In de Verenigde Staten heeft privatisering voornamelijk plaatsgevonden op gemeentelijk en regionaal niveau. Grote Amerikaanse steden zoals New York, Los Angeles, Philadelphia, Dallas en Phoenix begonnen particuliere bedrijven of non-profitorganisaties in te zetten om een breed scala aan activiteiten uit te voeren die eerder door de gemeenten zelf werden uitgevoerd, variërend van straatlantaarnreparatie tot verwijdering van vast afval en van gegevensverwerking tot beheer van gevangenissen. Sommige federale agentschappen wilden ondertussen meer als particuliere ondernemingen werken; de United States Postal Service, bijvoorbeeld, steunt zichzelf grotendeels vanuit zijn eigen inkomsten in plaats van te vertrouwen op algemene belastingdollars.
Privatisering van openbare diensten blijft echter controversieel. Terwijl voorstanders erop staan dat het de kosten verlaagt en de productiviteit verhoogt, beweren anderen het tegenovergestelde, en merken op dat particuliere aannemers winst moeten maken en beweren dat ze niet noodzakelijkerwijs productiever zijn. Het is niet verrassend dat vakbonden van de publieke sector zich krachtig verzetten tegen de meeste privatiseringsvoorstellen. Zij betogen dat particuliere aannemers in sommige gevallen zeer lage biedingen hebben ingediend om contracten te winnen, maar later de prijzen aanzienlijk hebben verhoogd. Voorstanders zijn van mening dat privatisering effectief kan zijn als er concurrentie ontstaat. Soms kan de aansporing van bedreigde privatisering zelfs lokale overheidswerknemers ertoe aanzetten efficiënter te worden.

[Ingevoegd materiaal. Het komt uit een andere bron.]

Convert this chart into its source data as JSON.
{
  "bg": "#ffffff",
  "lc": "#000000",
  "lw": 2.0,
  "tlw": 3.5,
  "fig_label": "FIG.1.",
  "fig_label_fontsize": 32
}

Zoals debatten over regulering, overheidsuitgaven en welzijnshervorming aantonen, blijft de juiste rol van de overheid in de economie van het land een actueel onderwerp van discussie meer dan 200 jaar nadat de Verenigde Staten een onafhankelijke natie werden.
---
Dit artikel is aangepast uit het boek "Outline of the U.S. Economy" van Conte en Carr en is aangepast met toestemming van het Amerikaanse ministerie van Buitenlandse Zaken.